Wednesday, May 28, 2008

Empty Nest

Ok, I know my nest is far from empty, but it is incredible how the dynamics of a home change with only one or two people gone. It is really weird and very quiet around here. I don't really understand why it seems quiet when it is the big boys that are gone, but it is true, it is oddly quiet.
I have been asked many many times how I felt about Joshua going away for the summer and I answered honestly that I am ok with it. But... I must now be honest and admit that my heart hurt last night when I talked to him after his first full day gone and he sounded ... reserved. He is concerned about things... the people he will be working with, the work, the hours, etc. Any my momma heart wanted to go there and rescue him and make it all better.
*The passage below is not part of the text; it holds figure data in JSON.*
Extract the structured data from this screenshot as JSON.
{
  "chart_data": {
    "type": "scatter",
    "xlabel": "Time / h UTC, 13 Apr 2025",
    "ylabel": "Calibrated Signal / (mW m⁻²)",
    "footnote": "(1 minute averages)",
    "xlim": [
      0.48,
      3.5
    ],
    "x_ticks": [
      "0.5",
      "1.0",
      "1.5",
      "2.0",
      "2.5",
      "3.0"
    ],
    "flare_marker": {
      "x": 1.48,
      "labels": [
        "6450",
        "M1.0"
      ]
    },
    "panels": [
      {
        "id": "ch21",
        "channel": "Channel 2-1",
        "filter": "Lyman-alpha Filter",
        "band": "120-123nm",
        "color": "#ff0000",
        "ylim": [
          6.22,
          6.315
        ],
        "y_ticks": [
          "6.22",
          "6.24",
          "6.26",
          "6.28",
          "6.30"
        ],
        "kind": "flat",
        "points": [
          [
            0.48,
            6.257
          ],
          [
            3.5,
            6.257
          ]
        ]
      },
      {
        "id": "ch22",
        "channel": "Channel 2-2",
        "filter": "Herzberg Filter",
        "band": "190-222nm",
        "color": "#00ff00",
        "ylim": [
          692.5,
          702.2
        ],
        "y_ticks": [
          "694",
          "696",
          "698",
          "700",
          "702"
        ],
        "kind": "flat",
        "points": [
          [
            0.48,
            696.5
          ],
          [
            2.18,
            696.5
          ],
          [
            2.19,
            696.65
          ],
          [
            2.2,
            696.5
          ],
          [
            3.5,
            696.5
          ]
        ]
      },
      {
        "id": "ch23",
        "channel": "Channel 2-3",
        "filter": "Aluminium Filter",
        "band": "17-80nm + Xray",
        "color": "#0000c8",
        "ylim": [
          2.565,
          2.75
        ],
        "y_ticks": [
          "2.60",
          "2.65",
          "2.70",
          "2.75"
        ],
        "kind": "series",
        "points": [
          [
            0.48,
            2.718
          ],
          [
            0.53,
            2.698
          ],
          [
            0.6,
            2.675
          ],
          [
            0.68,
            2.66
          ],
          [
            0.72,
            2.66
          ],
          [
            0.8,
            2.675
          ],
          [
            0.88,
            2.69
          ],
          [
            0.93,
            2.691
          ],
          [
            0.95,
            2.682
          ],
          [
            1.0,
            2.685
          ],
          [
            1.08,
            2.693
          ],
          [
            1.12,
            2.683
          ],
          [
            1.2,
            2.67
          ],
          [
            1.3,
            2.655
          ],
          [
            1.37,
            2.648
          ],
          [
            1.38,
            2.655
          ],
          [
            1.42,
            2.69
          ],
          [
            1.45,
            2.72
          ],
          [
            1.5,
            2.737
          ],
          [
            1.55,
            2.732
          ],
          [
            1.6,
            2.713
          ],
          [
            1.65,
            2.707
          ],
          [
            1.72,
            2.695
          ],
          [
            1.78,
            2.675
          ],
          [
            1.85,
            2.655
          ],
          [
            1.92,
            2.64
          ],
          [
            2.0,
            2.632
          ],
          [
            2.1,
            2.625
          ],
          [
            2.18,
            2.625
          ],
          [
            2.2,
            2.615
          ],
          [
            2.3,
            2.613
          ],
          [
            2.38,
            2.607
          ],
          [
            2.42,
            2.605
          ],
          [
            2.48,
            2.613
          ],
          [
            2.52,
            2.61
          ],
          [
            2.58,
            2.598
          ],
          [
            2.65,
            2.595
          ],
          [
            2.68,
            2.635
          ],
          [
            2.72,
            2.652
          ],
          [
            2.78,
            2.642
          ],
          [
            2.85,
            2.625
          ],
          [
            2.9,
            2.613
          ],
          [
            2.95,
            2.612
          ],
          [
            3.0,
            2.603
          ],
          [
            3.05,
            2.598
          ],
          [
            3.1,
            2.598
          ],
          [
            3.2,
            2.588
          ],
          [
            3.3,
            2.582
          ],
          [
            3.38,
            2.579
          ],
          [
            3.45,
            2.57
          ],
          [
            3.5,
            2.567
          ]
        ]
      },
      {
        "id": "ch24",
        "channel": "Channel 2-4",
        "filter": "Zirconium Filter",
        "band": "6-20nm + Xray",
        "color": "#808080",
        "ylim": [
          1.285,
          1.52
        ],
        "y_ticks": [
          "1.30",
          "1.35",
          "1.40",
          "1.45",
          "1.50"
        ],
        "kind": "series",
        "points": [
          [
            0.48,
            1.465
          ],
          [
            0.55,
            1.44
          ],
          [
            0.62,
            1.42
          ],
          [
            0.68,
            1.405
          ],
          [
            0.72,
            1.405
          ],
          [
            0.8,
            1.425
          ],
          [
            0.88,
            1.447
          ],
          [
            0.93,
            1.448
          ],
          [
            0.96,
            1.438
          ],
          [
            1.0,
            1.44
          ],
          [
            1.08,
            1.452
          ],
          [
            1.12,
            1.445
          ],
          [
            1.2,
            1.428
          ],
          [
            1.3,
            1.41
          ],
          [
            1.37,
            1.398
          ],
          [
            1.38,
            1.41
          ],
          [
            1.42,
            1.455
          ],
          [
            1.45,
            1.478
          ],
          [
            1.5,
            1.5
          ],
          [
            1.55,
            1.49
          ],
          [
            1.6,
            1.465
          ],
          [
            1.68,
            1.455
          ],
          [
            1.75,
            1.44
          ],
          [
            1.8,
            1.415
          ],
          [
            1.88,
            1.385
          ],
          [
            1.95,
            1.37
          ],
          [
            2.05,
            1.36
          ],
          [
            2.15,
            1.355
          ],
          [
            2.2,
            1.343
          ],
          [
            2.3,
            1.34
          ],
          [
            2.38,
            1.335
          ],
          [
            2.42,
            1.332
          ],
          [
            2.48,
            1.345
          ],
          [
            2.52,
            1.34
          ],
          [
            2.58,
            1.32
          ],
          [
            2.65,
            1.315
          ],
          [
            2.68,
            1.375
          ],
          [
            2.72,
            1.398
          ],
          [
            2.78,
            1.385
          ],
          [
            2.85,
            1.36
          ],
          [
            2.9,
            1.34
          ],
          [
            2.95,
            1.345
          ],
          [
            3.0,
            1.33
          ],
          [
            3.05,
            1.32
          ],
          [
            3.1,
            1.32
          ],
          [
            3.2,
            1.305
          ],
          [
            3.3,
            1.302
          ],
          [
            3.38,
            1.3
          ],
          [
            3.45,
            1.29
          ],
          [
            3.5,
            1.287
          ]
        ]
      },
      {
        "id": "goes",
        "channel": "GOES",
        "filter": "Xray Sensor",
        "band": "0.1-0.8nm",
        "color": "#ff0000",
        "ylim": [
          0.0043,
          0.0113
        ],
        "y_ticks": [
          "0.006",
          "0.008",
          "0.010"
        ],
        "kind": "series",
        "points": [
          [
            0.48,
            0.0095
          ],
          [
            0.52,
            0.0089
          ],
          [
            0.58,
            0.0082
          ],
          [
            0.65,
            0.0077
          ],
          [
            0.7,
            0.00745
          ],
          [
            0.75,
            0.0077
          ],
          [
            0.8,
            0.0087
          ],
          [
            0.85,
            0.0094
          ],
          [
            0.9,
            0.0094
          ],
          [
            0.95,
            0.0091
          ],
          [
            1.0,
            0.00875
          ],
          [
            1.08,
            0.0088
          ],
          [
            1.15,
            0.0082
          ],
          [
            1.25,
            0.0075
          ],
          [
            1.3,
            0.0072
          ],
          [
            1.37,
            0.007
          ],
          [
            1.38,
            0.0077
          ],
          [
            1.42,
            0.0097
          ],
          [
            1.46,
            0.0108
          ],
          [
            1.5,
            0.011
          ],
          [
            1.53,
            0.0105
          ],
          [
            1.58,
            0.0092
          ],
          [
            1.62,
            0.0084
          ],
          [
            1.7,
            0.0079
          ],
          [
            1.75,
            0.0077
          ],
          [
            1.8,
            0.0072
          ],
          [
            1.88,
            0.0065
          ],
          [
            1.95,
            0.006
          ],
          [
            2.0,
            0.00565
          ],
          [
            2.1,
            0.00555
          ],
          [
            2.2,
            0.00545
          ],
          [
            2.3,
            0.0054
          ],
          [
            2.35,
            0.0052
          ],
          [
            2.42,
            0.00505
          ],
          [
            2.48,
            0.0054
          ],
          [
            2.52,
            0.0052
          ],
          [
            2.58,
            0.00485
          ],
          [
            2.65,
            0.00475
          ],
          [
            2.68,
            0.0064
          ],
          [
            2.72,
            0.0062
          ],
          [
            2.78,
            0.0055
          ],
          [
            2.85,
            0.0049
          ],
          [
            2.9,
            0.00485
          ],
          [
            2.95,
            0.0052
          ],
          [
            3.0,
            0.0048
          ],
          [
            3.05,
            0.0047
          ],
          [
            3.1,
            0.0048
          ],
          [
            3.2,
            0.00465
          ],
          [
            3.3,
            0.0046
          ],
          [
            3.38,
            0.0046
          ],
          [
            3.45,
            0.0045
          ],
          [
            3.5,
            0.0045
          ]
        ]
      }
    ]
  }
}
But, I know that I can not. And I know that I should not. God has Joshua there for a reason, His reason and I know He has great plans for Joshua. It will not be easy for him or for me, but it is needed. I know he will grow. I know I will grow through this experience. I mostly KNOW that God has him covered.
Jonny will be going for another week. The other intern was not able to make it and thus they are short and so he will be working next week. Originally next week was the week of our church camp and so he was not available for that week, but our camp was moved and so now he is available.
Side note: A large turtle came into the yard today. Hannah and Stephen wanted to keep him as a pet, but we just enjoyed him for a while and watched him go on his way.